BERLIN - Ex-German Chancellor Gerhard Schroeder has written in a new book that George W. Bush's frequent references to God in their meetings before the Iraq war had made him wary of the U.S. president's political decisions.
Schroeder wrote in an advance excerpt of his memoirs that Germany had stood by its vow of "unlimited solidarity" after the September 11 attacks in 2001. But Germany stayed out of Iraq, causing a breach in U.S.-German ties.
He said in "Decisions: My Life in Politics", published on Sunday in Der Spiegel magazine, he was alarmed by Bush's talk of God, which made him fear religion influenced decisions.
"What worried me, despite a relaxed atmosphere to our talks, and to a certain degree what made me sceptical was how much it came through that this president saw himself as 'God-fearing' and saw that as the highest authority," Schroeder wrote.
Schroeder, a Social Democrat who left politics after his party lost a 2005 election to end his seven years in power, said he had no qualms with Bush's Christian faith but could not escape a fear religion was a driving force behind his decisions.
"I can well understand if someone is devout and strives for a dialogue with God, in this case prayer. The problem that I have with that starts when the impression arises that political decisions are the result of a dialogue with God."
Schroeder said the problem with decisions made in "dialogue with God" is they cannot be modified or negotiated. Bush broke off ties with Schroeder for a while after he publicly questioned the wisdom of invading Iraq as part of his war on terrorism.
Even though Schroeder said he wept when the United States was attacked on 9/11, his anti-war stance on Iraq a year later helped him win re-election just months before the U.S. invasion.
"Anyone who tries to legitimize political decisions that way (in dialogue with God) simply cannot allow these decisions to be changed through criticism or an exchange of ideas. Because if you do, you then breach the mission from God," Schroeder wrote.
"This absoluteness I saw in the American president in 2002, not only in our private talks but also in his public comments, reinforced my political skepticism -- even though I personally like America and its president."

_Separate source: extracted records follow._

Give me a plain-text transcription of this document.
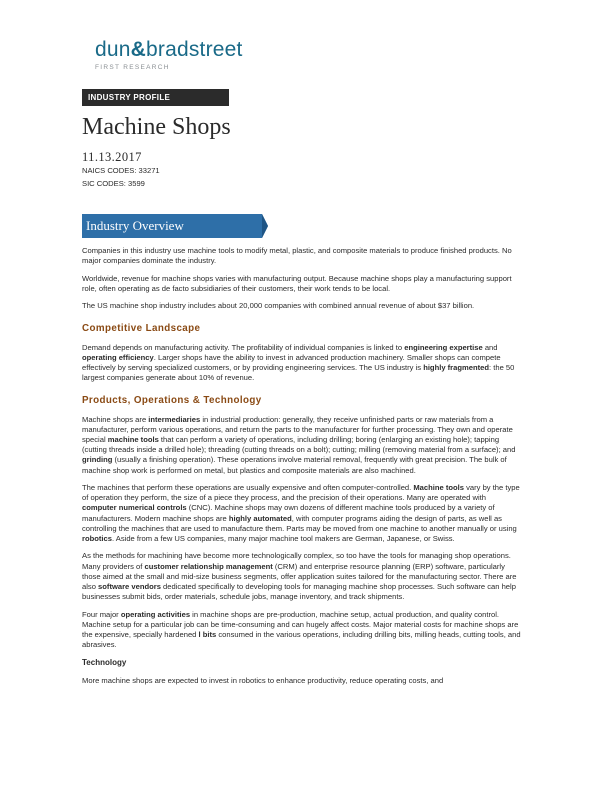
dun&bradstreet
FIRST RESEARCH
INDUSTRY PROFILE
Machine Shops
11.13.2017
NAICS CODES: 33271
SIC CODES: 3599
Industry Overview

Companies in this industry use machine tools to modify metal, plastic, and composite materials to produce finished products. No major companies dominate the industry.

Worldwide, revenue for machine shops varies with manufacturing output. Because machine shops play a manufacturing support role, often operating as de facto subsidiaries of their customers, their work tends to be local.

The US machine shop industry includes about 20,000 companies with combined annual revenue of about $37 billion.

Competitive Landscape

Demand depends on manufacturing activity. The profitability of individual companies is linked to engineering expertise and operating efficiency. Larger shops have the ability to invest in advanced production machinery. Smaller shops can compete effectively by serving specialized customers, or by providing engineering services. The US industry is highly fragmented: the 50 largest companies generate about 10% of revenue.

Products, Operations & Technology

Machine shops are intermediaries in industrial production: generally, they receive unfinished parts or raw materials from a manufacturer, perform various operations, and return the parts to the manufacturer for further processing. They own and operate special machine tools that can perform a variety of operations, including drilling; boring (enlarging an existing hole); tapping (cutting threads inside a drilled hole); threading (cutting threads on a bolt); cutting; milling (removing material from a surface); and grinding (usually a finishing operation). These operations involve material removal, frequently with great precision. The bulk of machine shop work is performed on metal, but plastics and composite materials are also machined.

The machines that perform these operations are usually expensive and often computer-controlled. Machine tools vary by the type of operation they perform, the size of a piece they process, and the precision of their operations. Many are operated with computer numerical controls (CNC). Machine shops may own dozens of different machine tools produced by a variety of manufacturers. Modern machine shops are highly automated, with computer programs aiding the design of parts, as well as controlling the machines that are used to manufacture them. Parts may be moved from one machine to another manually or using robotics. Aside from a few US companies, many major machine tool makers are German, Japanese, or Swiss.

As the methods for machining have become more technologically complex, so too have the tools for managing shop operations. Many providers of customer relationship management (CRM) and enterprise resource planning (ERP) software, particularly those aimed at the small and mid-size business segments, offer application suites tailored for the manufacturing sector. There are also software vendors dedicated specifically to developing tools for managing machine shop processes. Such software can help businesses submit bids, order materials, schedule jobs, manage inventory, and track shipments.

Four major operating activities in machine shops are pre-production, machine setup, actual production, and quality control. Machine setup for a particular job can be time-consuming and can hugely affect costs. Major material costs for machine shops are the expensive, specially hardened l bits consumed in the various operations, including drilling bits, milling heads, cutting tools, and abrasives.

Technology

More machine shops are expected to invest in robotics to enhance productivity, reduce operating costs, and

Germany had sent nearly 4,000 troops to support the U.S.-led war on terrorism in Afghanistan and Africa before that in 2001.
Schroeder wrote he believes in the separation between church and state.
"Quite rightly we criticize that in most Islamic states the role of religion in society and the secular character of the legal system are not clearly separated. But we haven't taken note as readily of the U.S. Christian fundamentalists and their interpretation of the bible that show similar tendencies.
"There is thus little scope for peaceful resolutions if both sides claim to have a monopoly on the only truth."